Я, Владимир Григорьевич, уже старый человек. Прошел и огонь и воду, и с пяток юбилеев — от пятидесятилетия до восьмидесятилетия. Вот недавно у меня на родине, в Саратовской области, по инициативе Аяцкова взяли и, не спрашивая меня, учредили премию имени Алексеева. Я даже протестовал. Не послушались. Но раз уж Аяцков с Ганичевым договорились и хорошим писателям дают премию,— я только рад. Хоть так, но поддерживаю русские таланты. Конечно, не как Александр Солженицын, не на свои деньги, все расходы на премию берет на себя область. Значит, там еще уважают литературу, ценят звание писателя. А губернатор пошел на это, потому что увидел, какое отношение ко мне у саратовцев, моих земляков. Видел, как они гордятся тем, что у них известный писатель вырос. Дело ведь все-таки не только во мне. Ценит еще русский народ литературу. Три месяца на мое восьмидесятилетие проходил алексеевский фестиваль на Саратовщине.

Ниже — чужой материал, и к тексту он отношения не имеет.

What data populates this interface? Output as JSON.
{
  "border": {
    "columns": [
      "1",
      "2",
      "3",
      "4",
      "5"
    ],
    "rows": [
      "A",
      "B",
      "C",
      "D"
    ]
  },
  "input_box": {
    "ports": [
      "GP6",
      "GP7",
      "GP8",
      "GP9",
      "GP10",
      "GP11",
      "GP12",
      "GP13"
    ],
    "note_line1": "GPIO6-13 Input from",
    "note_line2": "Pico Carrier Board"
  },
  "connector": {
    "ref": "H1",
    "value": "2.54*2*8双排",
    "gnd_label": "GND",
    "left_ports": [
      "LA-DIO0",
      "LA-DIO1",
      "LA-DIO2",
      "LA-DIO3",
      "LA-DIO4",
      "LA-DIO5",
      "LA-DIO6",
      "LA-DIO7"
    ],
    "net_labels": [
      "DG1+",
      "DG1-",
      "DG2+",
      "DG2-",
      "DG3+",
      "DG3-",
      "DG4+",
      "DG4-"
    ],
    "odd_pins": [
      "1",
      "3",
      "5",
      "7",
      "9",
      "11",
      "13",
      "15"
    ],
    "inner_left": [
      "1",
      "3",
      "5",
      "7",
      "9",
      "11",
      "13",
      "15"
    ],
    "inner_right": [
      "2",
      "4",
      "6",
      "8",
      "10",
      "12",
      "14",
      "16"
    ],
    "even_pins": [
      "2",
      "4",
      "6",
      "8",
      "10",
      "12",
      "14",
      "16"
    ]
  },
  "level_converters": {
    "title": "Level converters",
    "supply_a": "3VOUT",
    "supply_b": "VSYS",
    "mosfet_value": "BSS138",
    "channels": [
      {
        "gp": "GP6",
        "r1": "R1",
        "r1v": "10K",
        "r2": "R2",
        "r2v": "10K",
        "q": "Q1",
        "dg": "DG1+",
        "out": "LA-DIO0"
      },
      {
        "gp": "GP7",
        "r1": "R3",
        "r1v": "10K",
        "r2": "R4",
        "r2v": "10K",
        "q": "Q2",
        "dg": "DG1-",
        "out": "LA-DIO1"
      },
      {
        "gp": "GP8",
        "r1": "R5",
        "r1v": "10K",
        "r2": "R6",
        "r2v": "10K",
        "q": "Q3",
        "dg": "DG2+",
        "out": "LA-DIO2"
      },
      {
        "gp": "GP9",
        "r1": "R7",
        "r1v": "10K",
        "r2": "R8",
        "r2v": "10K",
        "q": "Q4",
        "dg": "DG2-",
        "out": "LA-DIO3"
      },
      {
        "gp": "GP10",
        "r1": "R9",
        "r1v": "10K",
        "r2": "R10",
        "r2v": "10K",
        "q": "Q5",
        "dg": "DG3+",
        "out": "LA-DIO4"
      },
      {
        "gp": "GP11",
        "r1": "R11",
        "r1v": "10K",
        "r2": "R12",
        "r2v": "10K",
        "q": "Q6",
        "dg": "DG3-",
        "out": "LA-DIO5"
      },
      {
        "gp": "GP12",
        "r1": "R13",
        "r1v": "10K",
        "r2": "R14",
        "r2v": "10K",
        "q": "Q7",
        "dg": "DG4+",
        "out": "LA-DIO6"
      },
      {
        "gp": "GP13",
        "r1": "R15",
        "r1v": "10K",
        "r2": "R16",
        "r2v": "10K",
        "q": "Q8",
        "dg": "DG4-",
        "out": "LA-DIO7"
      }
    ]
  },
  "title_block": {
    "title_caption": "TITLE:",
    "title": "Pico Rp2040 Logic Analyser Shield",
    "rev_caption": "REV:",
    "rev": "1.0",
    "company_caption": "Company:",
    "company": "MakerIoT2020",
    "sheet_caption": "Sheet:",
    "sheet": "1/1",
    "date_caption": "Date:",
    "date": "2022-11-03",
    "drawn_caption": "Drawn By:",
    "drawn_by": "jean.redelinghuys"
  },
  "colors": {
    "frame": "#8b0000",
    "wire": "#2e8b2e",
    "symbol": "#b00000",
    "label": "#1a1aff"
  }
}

В.Б. Знаете, Михаил Николаевич, рачительный хозяин всегда должен умело пользоваться всем тем, что дает ему земля. И сырье, и хлеб, и заводы... Но не менее важна и культура народа. Таланты народа. От этого ведь тоже уважение и к краю вашему, и к губернатору растет. Увы, чаще всего наоборот — принижают свои же таланты. Преступно забывают о них, особенно наши политики всех мастей. Наверное, самая некультурная политическая элита сегодня правит Россией. А по-моему, так надо беречь и лелеять каждый талант...
М.А. Так-то оно так, Володя, но ведь столько завистников даже среди писателей. Столько ненависти вызывает каждый твой успех, каждая премия. Я помню это еще по тем временам, когда был председателем Комитета по российским премиям. Тридцать претендентов, а даешь только от силы троим-четверым. Остальные негодуют. Вот и сейчас прижизненная премия уже столько пересудов вызвала. Получается, что лучше бы ее совсем не было. Лучше бы никому не давать? Я представил себе человека, у которого все мыслимые награды есть, а вот алексеевской премии нет, как лютовать будет?
В.Б. Пусть лютуют. Я считаю, Михаил Николаевич, главное делать дело, писать, учреждать премии, выпускать журналы и газеты, и этим служить русской литературе в меру своих больших или малых сил. А то, что у нас есть много скандалистов и завистников, так их везде и всегда много было. Перемелется, мука будет.
М.А. Из этого своего юбилея и учрежденной премии я понял, что далеко не простой человек губернатор Аяцков, хоть я и воюю с ним непрерывно по всем политическим вопросам, включая, кстати, и вопрос о земле. Когда он премию учредил, я говорю: вы что, меня уже к краю подталкиваете, не терпится, что ли? Он говорит: нет, по-другому, Михаил Николаевич. Разве не приятно будет молодому вашему коллеге из ваших же рук получить первую премию? И потом, вы уже все свое главное написали, когда уйдете, там писать не будете. Мы уже сейчас знаем вам цену. Нам достаточно того, что вы уже сделали...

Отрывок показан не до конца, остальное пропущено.